December 12, 2024 at 04:13PM
Ruijie Networks has patched 10 vulnerabilities in its Reyee cloud management platform, potentially allowing control of thousands of devices. Researchers from Claroty, who developed the “Open Sesame” attack, highlighted weaknesses in device authentication. This could enable attackers to impersonate the cloud platform and exploit connected devices, raising IoT security concerns.
### Meeting Takeaways on Ruijie Networks Vulnerabilities
1. **Vulnerabilities Identified**:
– Ruijie Networks addressed 10 vulnerabilities in its Reyee cloud management platform, critical for managing IoT devices globally.
2. **Open Sesame Attack**:
– Researchers from Claroty Team82 developed an attack called “Open Sesame,” exploiting vulnerabilities in Ruijie’s cloud management system to potentially take control of thousands of devices.
3. **Impact on Devices**:
– The vulnerabilities could allow attackers to execute remote code (RCE) on Ruijie devices, which are widely used in public Wi-Fi settings (airports, schools, malls) across over 90 countries.
4. **Severity of Vulnerabilities**:
– Three vulnerabilities received high CVSS scores (9 or higher):
– CVE-2024-47547: Weak password recovery (CVSS 9.4)
– CVE-2024-48874: Server-side request forgery (CVSS 9.8)
– CVE-2024-52324: Use of inherently dangerous function (CVSS 9.8)
5. **Potential Risk**:
– The vulnerabilities could enable attackers to impersonate the Ruijie cloud platform, gaining access to devices and internal networks and sending malicious payloads.
6. **Low-Profile Exploits Anticipated**:
– Rather than large-scale attacks, researchers predict threat actors may prefer targeted exploits to avoid detection and gain control over specific devices.
7. **Exploit Mechanism**:
– The attack requires close proximity to the targeted Ruijie devices.
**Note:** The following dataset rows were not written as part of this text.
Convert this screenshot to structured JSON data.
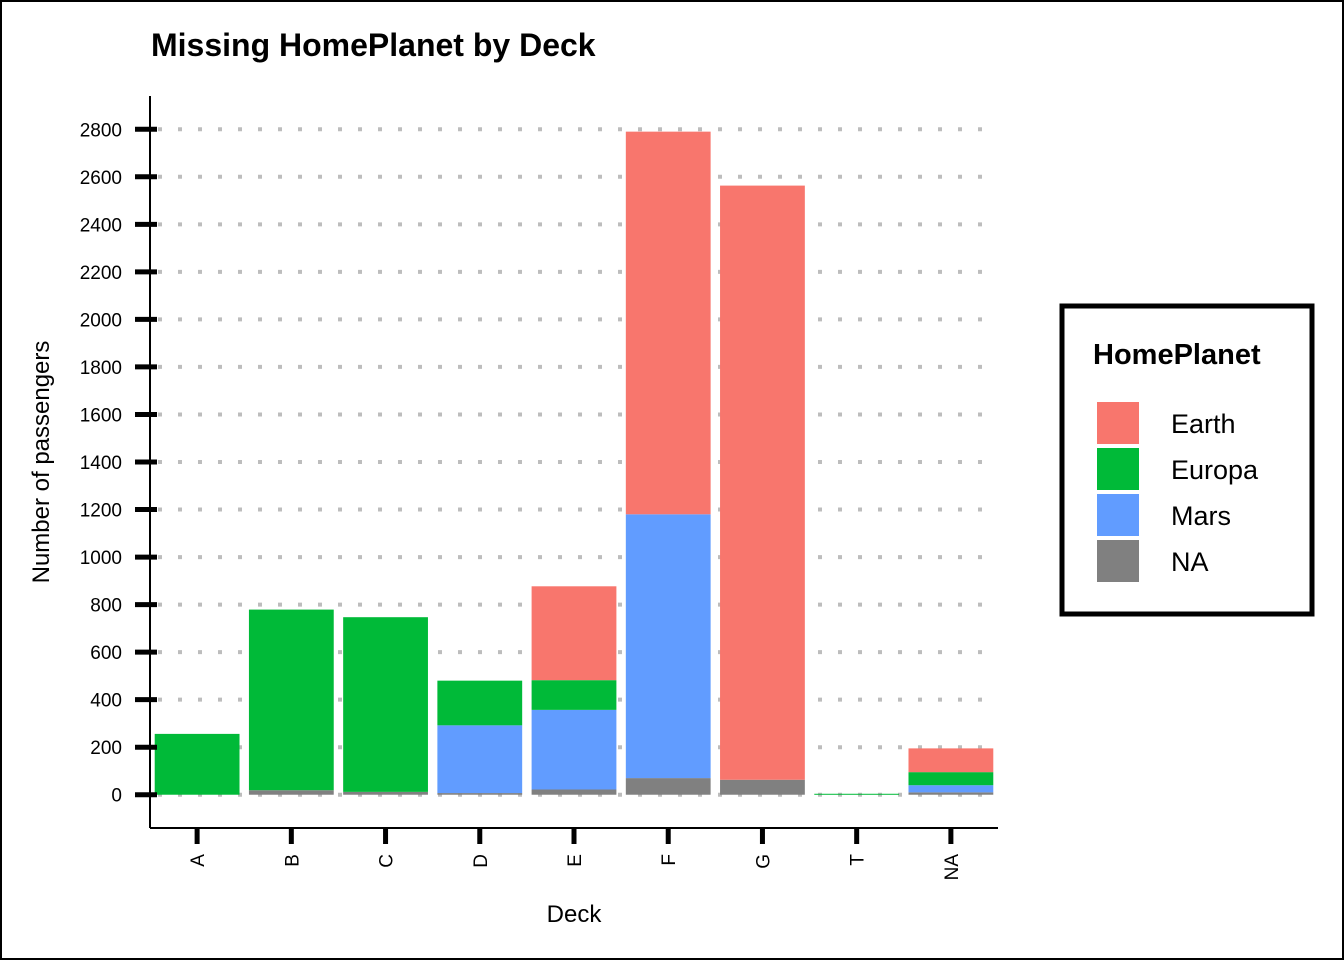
{
  "chart_data": {
    "type": "bar",
    "stacked": true,
    "title": "Missing HomePlanet by Deck",
    "xlabel": "Deck",
    "ylabel": "Number of passengers",
    "categories": [
      "A",
      "B",
      "C",
      "D",
      "E",
      "F",
      "G",
      "T",
      "NA"
    ],
    "yticks": [
      "0",
      "200",
      "400",
      "600",
      "800",
      "1000",
      "1200",
      "1400",
      "1600",
      "1800",
      "2000",
      "2200",
      "2400",
      "2600",
      "2800"
    ],
    "ylim": [
      -140,
      2940
    ],
    "grid": "horizontal dotted",
    "stack_order_bottom_to_top": [
      "NA",
      "Mars",
      "Europa",
      "Earth"
    ],
    "series": [
      {
        "name": "Earth",
        "color": "#F8766D",
        "values": [
          0,
          0,
          0,
          0,
          395,
          1610,
          2500,
          0,
          100
        ]
      },
      {
        "name": "Europa",
        "color": "#00BA38",
        "values": [
          256,
          760,
          735,
          188,
          125,
          0,
          0,
          4,
          55
        ]
      },
      {
        "name": "Mars",
        "color": "#619CFF",
        "values": [
          0,
          0,
          0,
          285,
          335,
          1110,
          0,
          0,
          30
        ]
      },
      {
        "name": "NA",
        "color": "#808080",
        "values": [
          0,
          19,
          12,
          7,
          22,
          70,
          63,
          0,
          10
        ]
      }
    ],
    "legend": {
      "title": "HomePlanet",
      "position": "right",
      "items": [
        {
          "label": "Earth",
          "color": "#F8766D"
        },
        {
          "label": "Europa",
          "color": "#00BA38"
        },
        {
          "label": "Mars",
          "color": "#619CFF"
        },
        {
          "label": "NA",
          "color": "#808080"
        }
      ]
    }
  }
}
Attackers can sniff Wi-Fi network beacons to obtain serial numbers and exploit MQTT communication vulnerabilities to gain access.
8. **Research Significance**:
– The findings emphasize the security risks associated with cloud management of IoT devices and the potential consequences of insecure cloud connections.
9. **Action Taken**:
– Ruijie Networks has patched all identified vulnerabilities, highlighting the importance of timely security measures in device management.
10. **Future Implications**:
– Research findings serve to raise awareness about the vulnerabilities of cloud-based IoT systems and the potential impact on connected networks.
### Conclusion
The meeting underscored the critical security vulnerabilities in Ruijie Networks’ Reyee cloud platform and the significance of proactive measures in safeguarding connected devices against potential exploits. The insights from Claroty Team82 highlight the need for continuous monitoring and enhancement of cybersecurity strategies in IoT management.